Monday, November 2, 2009
Breezer II: The Girl Next Door
Familiar and lovely, easy to be with and great to fly
Flying an unfamiliar LSA is a bit like a first date. Your friends have talked her up. She has a pretty smile, but will you get along? Does she Tweet or use Facebook, keep an old-fashioned diary, or both? Most important: Will she have a thing against flight review pilots?
I approach these aerial engagements by respecting the plane and listening more/talking less. After all, I have to report back later, and I want to give a sharp—and fair—impression.
So said, here we go with the Breezer II, an updated version of the lovely aluminum airplane from Germany that first won ASTM certification in 2005.
For this flight, it was a bit like dating the girl next door. I had first met the Breezer on a sunny spring morning at Mike Z Sport Aviation in Plant City, Fla.
Mike Zidziunas has been around the light-sport biz for a long time, as a flight instructor and as an A&P. His operation (www.mikezsportaviation.com) is somewhat unique in that it’s an LSA-only flight school and maintenance center. He’s also linked into Josh Foss’s Sportsplanes.com, a nationwide network of regional LSA centers that provide sales, flight training, warranty and maintenance service, and parts.
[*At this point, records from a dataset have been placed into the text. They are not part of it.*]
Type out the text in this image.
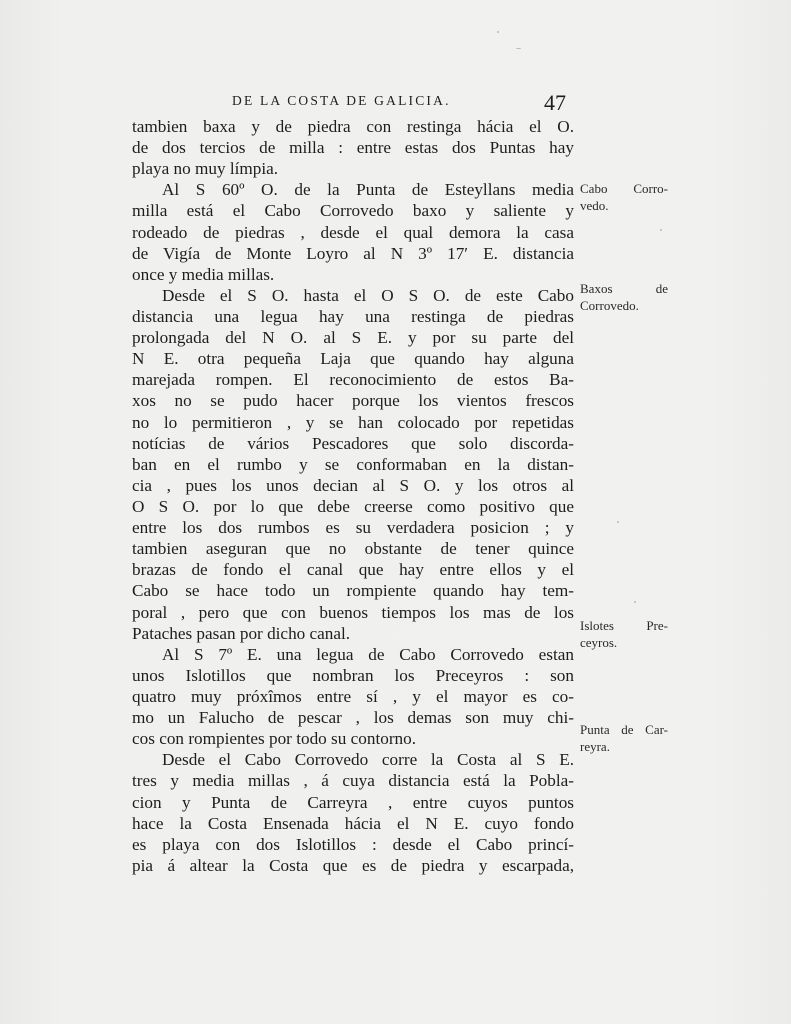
DE LA COSTA DE GALICIA.	47
tambien baxa y de piedra con restinga hácia el O.
de dos tercios de milla : entre estas dos Puntas hay
playa no muy límpia.
Al S 60º O. de la Punta de Esteyllans media
milla está el Cabo Corrovedo baxo y saliente y
rodeado de piedras , desde el qual demora la casa
de Vigía de Monte Loyro al N 3º 17′ E. distancia
once y media millas.
Desde el S O. hasta el O S O. de este Cabo
distancia una legua hay una restinga de piedras
prolongada del N O. al S E. y por su parte del
N E. otra pequeña Laja que quando hay alguna
marejada rompen. El reconocimiento de estos Ba-
xos no se pudo hacer porque los vientos frescos
no lo permitieron , y se han colocado por repetidas
notícias de vários Pescadores que solo discorda-
ban en el rumbo y se conformaban en la distan-
cia , pues los unos decian al S O. y los otros al
O S O. por lo que debe creerse como positivo que
entre los dos rumbos es su verdadera posicion ; y
tambien aseguran que no obstante de tener quince
brazas de fondo el canal que hay entre ellos y el
Cabo se hace todo un rompiente quando hay tem-
poral , pero que con buenos tiempos los mas de los
Pataches pasan por dicho canal.
Al S 7º E. una legua de Cabo Corrovedo estan
unos Islotillos que nombran los Preceyros : son
quatro muy próxîmos entre sí , y el mayor es co-
mo un Falucho de pescar , los demas son muy chi-
cos con rompientes por todo su contorno.
Desde el Cabo Corrovedo corre la Costa al S E.
tres y media millas , á cuya distancia está la Pobla-
cion y Punta de Carreyra , entre cuyos puntos
hace la Costa Ensenada hácia el N E. cuyo fondo
es playa con dos Islotillos : desde el Cabo princí-
pia á altear la Costa que es de piedra y escarpada,
Cabo Corro-
vedo.
Baxos de
Corrovedo.
Islotes Pre-
ceyros.
Punta de Car-
reyra.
That day in 2008, we wheeled out the Breezer II and jumped up for the air-to-air photos you see here. During the shoot, I was quickly infatuated with her good looks, the clean yet comfortable lines and how well Mike Z flew it in formation.
The Breezer II (www.breezeraircraft.com) is an upgrade: Fuel capacity is increased, a firewall-forward baggage area carries an additional 40 pounds or so, and a steerable nosewheel ably assists the beefy arc of the fiberglass main gear.
Getting To Know You...
She’s a pretty airplane: solid and cute, with a no-nonsense profile and a big sliding canopy. Breezer is the kind of girl you want to treat right and take home to meet Mom.
When you step aboard (from a fuselage-mounted bar in front of the wing), the metallurgical echoes from your shoes bring a smile. Here’s a metal bird reminiscent of the Wichita tin classics of yore, in sport clothes. Suh-weet.
In the seat, you feel immediately comfortable and welcome. The leather upholstery is well made, tastefully colored and—most important—well-padded. No squirming around on this date. The nonadjustable seat back is slightly vertical for my tastes; not as bolt upright as a Piper Cub, but a little lumbar cushion would help.